Airport Body Scanners: To Fear or Not to Fear?


It's that time of the year again - when Americans brace for the annual air travel melee on the industry's busiest day of the year - the Wednesday before Thanksgiving. New this year is the increased presence of total body scanners - technology developed to detect explosives stashed in the pants of a would-be terrorist - and the backlash of those who question the scanners' safety. How dangerous are the total body scanners, then?
There is disharmony between the government's official position on the scanners and some scientists' beliefs over the potential health hazards involved with a total body scan.
[...].
Both [nr: A backscatter X-ray unit (the gray and blue rectangular booth) or a millimeter wave unit (the gray cylindrical booth with clear windows] units work by firing a beam of radiation at the person being scanned. An image of the radiation that bounces back is created and viewed by a Transportation Safety Administration worker in another room. For both units, the TSA worker in the side room cannot see the person being scanned and workers operating the machine cannot see the images. If a suspicious item appears on the scan, the person then undergoes a thorough pat-down.
[...]

"We know that X-rays can damage DNA in cells, and we know that X-rays can ultimately produce cancer. So the concern is about the possibility of inducing X-ray-induced cancer in one of the individuals who's scanned," Brenner said in the interview.
The TSA says that the amount of radiation a person absorbs during a backscatter X-ray scan is equivalent to the same amount a person is exposed to over a period of two minutes when flying in an airplane at cruise altitude.
CBS medical correspondent Dr. Jennifer Ashton reported that if 1 billion people a year go through an X-ray scanner, 10 additional cancer deaths - a fraction of one percent - would result each year.
[...]
Looking at the images produced by the scanner, Peter Rez of Arizona State Univeristy estimates that the true amount is closer to one one-hundredth or even one fiftieth of a chest X-ray dose. The probability of death, he said, was closer to one in 20 million.

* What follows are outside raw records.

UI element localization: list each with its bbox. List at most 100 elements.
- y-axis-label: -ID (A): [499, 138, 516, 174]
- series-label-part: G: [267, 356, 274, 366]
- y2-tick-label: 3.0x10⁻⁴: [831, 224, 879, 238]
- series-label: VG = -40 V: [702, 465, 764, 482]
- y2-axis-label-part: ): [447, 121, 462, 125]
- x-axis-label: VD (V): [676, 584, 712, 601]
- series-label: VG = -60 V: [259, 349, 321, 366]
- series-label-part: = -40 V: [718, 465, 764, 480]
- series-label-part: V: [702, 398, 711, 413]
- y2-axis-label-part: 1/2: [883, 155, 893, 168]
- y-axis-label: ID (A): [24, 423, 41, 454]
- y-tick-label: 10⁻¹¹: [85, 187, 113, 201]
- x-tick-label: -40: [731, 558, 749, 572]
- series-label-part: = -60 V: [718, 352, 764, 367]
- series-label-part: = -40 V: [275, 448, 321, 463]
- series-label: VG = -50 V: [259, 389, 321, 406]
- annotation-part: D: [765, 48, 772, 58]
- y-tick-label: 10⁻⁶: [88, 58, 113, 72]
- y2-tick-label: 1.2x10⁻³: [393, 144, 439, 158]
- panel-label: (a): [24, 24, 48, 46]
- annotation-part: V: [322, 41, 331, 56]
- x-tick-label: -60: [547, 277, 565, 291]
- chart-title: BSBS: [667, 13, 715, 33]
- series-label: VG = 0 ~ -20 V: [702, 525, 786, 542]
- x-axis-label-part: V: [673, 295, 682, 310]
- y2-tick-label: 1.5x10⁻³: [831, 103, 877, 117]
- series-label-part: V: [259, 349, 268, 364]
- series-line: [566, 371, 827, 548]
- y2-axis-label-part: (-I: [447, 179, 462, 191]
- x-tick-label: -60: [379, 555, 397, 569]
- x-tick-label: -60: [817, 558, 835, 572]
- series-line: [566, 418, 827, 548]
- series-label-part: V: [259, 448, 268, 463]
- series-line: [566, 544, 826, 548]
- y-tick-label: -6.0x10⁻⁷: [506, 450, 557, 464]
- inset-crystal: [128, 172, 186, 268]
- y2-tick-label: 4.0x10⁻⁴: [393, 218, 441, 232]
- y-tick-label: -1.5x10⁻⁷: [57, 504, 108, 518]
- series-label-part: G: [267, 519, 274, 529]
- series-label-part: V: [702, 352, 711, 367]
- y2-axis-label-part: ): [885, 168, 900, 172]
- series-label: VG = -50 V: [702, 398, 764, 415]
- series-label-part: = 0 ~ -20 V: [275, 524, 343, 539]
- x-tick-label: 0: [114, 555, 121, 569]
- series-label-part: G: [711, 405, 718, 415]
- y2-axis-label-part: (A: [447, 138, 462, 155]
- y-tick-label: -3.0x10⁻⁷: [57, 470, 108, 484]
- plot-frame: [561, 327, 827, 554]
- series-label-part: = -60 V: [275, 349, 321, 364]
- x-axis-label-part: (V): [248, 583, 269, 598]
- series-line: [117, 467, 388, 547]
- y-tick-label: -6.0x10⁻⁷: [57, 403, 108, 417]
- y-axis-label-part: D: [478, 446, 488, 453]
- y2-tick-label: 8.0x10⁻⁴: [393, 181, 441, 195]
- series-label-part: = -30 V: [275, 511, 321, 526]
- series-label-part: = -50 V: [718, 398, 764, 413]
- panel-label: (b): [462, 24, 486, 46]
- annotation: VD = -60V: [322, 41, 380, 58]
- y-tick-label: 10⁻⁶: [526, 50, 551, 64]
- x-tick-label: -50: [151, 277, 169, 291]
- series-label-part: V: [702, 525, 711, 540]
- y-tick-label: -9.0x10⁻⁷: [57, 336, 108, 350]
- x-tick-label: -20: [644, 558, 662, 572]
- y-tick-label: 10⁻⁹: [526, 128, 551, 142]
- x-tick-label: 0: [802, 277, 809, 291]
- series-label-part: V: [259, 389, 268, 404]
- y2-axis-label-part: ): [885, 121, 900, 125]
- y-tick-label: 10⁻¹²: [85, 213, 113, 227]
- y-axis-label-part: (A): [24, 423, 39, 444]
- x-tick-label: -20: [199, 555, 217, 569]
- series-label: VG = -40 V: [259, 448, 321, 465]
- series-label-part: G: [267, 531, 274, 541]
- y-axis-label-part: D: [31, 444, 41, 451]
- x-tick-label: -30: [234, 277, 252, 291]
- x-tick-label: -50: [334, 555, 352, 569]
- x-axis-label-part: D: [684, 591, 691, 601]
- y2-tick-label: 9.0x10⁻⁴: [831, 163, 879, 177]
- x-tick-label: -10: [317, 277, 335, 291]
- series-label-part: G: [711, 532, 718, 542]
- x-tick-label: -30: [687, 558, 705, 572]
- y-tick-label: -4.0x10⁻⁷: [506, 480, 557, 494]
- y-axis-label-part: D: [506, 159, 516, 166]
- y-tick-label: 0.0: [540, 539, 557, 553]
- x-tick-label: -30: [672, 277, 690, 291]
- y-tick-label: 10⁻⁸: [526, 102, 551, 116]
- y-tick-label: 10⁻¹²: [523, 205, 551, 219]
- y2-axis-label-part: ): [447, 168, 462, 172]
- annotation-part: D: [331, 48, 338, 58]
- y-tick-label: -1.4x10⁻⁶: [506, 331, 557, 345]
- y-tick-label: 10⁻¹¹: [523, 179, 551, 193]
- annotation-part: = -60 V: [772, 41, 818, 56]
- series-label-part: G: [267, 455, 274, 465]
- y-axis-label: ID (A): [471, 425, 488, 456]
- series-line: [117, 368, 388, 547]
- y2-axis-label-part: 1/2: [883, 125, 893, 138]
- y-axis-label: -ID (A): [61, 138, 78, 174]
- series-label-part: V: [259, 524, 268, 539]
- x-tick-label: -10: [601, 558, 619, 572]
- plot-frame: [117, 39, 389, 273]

While that's still a fraction of a percent, it is a higher risk than the risk of dying from a terrorist attack, which he put at one in 30 million.
[...]
Another group of scientists at the University of California, San Francisco, sent a letter to the President's science and technology adviser arguing that the X-ray scanner poses a greater risk than medical X-rays and the radiation absorbed during a flight. In those two cases, the radiation is distributed evenly throughout the body, the doctors say. The radiation from the scanners, however, is embedded in the skin, resulting in a higher concentration of radiation in a given area.
Questions remain including how the X-ray scanners will affect frequent flyers (including businessmen and flight attendants who could go through security anywhere from 200 to 400 times a year), children, pregnant women and travelers with weakened immune systems. There is also a question of what could happen should a machine get stuck or fail, potentially blasting one point on a person's body with excess X-ray radiation.
The good news about scanners: Millimeter wave scanners, which are also in use at airports around the country, use very far infrared waves, waves at the opposite end of the electromagnetic spectrum from the dangerous ionizing radiation of X-ray waves. X-rays are shorter waves that can penetrate the skin and alter DNA. Millimeter waves, by contrast, are longer waves that penetrate clothes but stop at the skin. The millimeter scan is akin to a heat lamp and is considered to be far safer than X-ray scanners.
[...]
One Congressman, Ron Paul of Texas, is sponsoring legislation to fight the new scanning requirements, arguing that the examinations are a violation of the fourth amendment protecting U.S. citizens from unreasonable search and seizure.